Schubotz Moritz, Greiner-Petter André, Scharpf Philipp, Meuschke Norman, Cohl Howard S, Gipp Bela
Information Science Group, University of Konstanz, Germany.
Applied and Computational Mathematics Division, NIST, U.S.A.
TUGboat (Provid). 2018 May;39(3). doi: 10.1145/3197026.3197058.

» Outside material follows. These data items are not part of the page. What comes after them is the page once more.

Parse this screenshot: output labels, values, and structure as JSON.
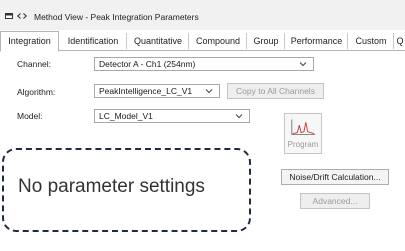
{
  "window": {
    "title": "Method View - Peak Integration Parameters"
  },
  "tabs": [
    "Integration",
    "Identification",
    "Quantitative",
    "Compound",
    "Group",
    "Performance",
    "Custom",
    "Q"
  ],
  "form": {
    "channel_label": "Channel:",
    "channel_value": "Detector A - Ch1 (254nm)",
    "algorithm_label": "Algorithm:",
    "algorithm_value": "PeakIntelligence_LC_V1",
    "copy_button": "Copy to All Channels",
    "model_label": "Model:",
    "model_value": "LC_Model_V1"
  },
  "program_button": "Program",
  "noise_button": "Noise/Drift Calculation...",
  "advanced_button": "Advanced...",
  "notice": "No parameter settings"
}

Mathematical formulae represent complex semantic information in a concise form. Especially in Science, Technology, Engineering, and Mathematics, mathematical formulae are crucial for communicating information, e.g., in scientific papers, and to perform computations using computer algebra systems. Enabling computers to access the information encoded in mathematical formulae requires machine-readable formats that can represent both the presentation and content, i.e., the semantics, of formulae. Exchanging such information between systems additionally requires conversion methods for mathematical representation formats. We analyze how the semantic enrichment of formulae improves the format conversion process and show that considering the textual context of formulae reduces the error rate of such conversions. Our main contributions are: (1) providing an openly available benchmark dataset for the mathematical format conversion task consisting of a newly created test collection, an extensive, manually curated gold standard and task-specific evaluation metrics; (2) performing a quantitative evaluation of state-of-the-art tools for mathematical format conversions; (3) presenting a new approach that considers the textual context of formulae to reduce the error rate for mathematical format conversions. Our benchmark dataset facilitates future research on mathematical format conversions as well as research on many problems in mathematical information retrieval. Because we annotated and linked all components of formulae, e.g., identifiers, operators and other entities, to Wikidata entries, the gold standard can, for instance, be used to train methods for formula concept discovery and recognition. Such methods can then be applied to improve mathematical information retrieval systems, e.g., for semantic formula search, recommendation of mathematical content, or detection of mathematical plagiarism.
数学公式以简洁的形式表示复杂的语义信息。特别是在科学、技术、工程和数学领域,数学公式对于信息交流至关重要,例如在科学论文中,并且对于使用计算机代数系统进行计算也很关键。要使计算机能够访问编码在数学公式中的信息,就需要机器可读格式,这种格式既要能表示公式的呈现形式,也要能表示其内容,即语义。在系统之间交换此类信息还需要数学表示格式的转换方法。我们分析了公式的语义丰富如何改进格式转换过程,并表明考虑公式的文本上下文可以降低此类转换的错误率。我们的主要贡献包括:(1)为数学格式转换任务提供一个公开可用的基准数据集,该数据集由新创建的测试集、广泛的、人工整理的黄金标准以及特定任务的评估指标组成;(2)对用于数学格式转换的现有工具进行定量评估;(3)提出一种新方法,该方法考虑公式的文本上下文以降低数学格式转换的错误率。我们的基准数据集有助于未来关于数学格式转换的研究以及数学信息检索中许多问题的研究。由于我们将公式的所有组件(例如标识符、运算符和其他实体)注释并链接到维基数据条目,因此黄金标准例如可用于训练公式概念发现和识别的方法。然后可以应用这些方法来改进数学信息检索系统,例如用于语义公式搜索、数学内容推荐或数学抄袭检测。